Offline guides to teaching online

Teaching Online: A Practical Guide, by Susan Ko and Steve Rossen (Routledge, 2008 paperback 339 pages, ISBN: 978-0415996907) provides a useful guide for those new, and not so new to Internet based education. About half the book is devoted to the technicalities of getting courses online and the other to the educational and social issues of interacting with students and encouraging them to interact with each other. One problem with such books is that they have to either deal with specific online tools, which not be the ones you have, or deal in generalities. This book takes the latter course, not naming products and giving a general guide. As a result it can be a bit vague on some of the details.

"Tutoring Online" by Tim Brook and Stephen Wall (CIT Solutions), 2001 is a more modest 50 page booklet on the same topic. It gives more specific details for Widows based systems and concentrates on tutoring online, not the production of courses. Unfortunately, the publisher CIT Solutions (the commercial arm of the Canberra Institute of Technology), do not seem to have done much to promote the book. I couldn't find it for sale on Amazon.com or elsewhere online. CIT, or the authors, could use something like Lulu.com for print on demand, as I did with my Green ICT course notes.

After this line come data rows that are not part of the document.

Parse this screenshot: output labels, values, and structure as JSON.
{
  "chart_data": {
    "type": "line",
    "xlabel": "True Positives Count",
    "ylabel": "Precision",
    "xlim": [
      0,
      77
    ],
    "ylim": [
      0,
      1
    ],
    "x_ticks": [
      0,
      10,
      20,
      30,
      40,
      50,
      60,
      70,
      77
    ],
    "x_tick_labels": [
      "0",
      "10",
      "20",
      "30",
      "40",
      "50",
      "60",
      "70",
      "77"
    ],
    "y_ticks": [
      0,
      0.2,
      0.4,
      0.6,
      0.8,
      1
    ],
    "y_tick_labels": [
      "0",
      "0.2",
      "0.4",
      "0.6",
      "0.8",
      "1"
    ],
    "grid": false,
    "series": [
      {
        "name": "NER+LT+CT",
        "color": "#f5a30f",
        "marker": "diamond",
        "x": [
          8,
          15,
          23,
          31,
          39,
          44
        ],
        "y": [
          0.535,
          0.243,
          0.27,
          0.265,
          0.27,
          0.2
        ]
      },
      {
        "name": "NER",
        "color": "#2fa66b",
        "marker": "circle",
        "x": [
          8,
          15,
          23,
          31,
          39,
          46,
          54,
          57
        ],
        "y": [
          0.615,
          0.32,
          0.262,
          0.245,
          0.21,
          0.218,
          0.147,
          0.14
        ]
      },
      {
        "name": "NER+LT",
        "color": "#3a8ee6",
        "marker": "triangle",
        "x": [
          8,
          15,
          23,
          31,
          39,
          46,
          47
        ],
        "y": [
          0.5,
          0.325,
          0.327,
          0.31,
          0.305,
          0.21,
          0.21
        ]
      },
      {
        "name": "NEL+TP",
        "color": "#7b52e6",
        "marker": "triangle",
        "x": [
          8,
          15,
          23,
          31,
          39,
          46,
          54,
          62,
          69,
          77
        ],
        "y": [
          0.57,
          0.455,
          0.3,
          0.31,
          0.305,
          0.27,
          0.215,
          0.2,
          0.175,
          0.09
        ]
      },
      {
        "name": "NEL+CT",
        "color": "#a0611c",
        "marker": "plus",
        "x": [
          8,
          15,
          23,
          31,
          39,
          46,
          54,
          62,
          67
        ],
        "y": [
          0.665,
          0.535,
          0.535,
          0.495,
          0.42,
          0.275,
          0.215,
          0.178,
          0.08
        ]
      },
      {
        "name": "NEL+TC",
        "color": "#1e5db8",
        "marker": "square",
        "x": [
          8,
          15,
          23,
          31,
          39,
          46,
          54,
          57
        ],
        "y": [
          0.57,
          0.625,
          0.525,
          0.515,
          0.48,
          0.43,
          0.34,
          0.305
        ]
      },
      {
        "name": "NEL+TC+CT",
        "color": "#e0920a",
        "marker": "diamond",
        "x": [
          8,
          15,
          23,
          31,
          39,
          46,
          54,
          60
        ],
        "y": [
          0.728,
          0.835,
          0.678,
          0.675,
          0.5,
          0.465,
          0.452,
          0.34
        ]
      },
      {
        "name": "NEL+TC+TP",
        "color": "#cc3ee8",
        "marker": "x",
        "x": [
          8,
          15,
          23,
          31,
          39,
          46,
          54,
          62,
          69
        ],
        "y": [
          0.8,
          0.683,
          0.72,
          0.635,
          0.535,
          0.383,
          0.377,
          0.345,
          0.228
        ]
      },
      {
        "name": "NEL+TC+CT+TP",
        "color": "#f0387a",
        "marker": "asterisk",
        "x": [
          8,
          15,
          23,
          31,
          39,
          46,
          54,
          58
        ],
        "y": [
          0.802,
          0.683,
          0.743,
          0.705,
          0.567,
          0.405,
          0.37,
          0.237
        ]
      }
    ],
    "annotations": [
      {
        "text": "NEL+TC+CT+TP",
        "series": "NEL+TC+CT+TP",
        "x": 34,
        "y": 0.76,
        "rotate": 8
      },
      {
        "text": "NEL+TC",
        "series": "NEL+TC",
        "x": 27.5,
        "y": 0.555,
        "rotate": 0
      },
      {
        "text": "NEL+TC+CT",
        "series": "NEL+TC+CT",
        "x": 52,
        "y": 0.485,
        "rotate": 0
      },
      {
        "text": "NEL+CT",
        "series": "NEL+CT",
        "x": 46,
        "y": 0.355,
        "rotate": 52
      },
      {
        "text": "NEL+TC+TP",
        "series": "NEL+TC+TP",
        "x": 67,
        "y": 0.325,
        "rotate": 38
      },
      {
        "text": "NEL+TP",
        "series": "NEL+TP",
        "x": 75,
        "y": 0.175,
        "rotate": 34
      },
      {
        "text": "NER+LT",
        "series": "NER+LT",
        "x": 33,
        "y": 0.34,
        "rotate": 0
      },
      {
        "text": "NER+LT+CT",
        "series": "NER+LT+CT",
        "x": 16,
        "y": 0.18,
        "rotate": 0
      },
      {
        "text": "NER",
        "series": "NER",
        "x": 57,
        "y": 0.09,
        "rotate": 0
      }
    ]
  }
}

Both the books Teaching Online and Tutoring Online suffer from the quality of the print-on-demand process used to produce them. This does not allow colour, or high quality diagrams. One solution would be for the authors to providing a companion web site with supplementary materials. Also to avoid the general nature of the technology descriptions they could use the open source Moodle e-learning system as example. They could also provide examples online using Moodle.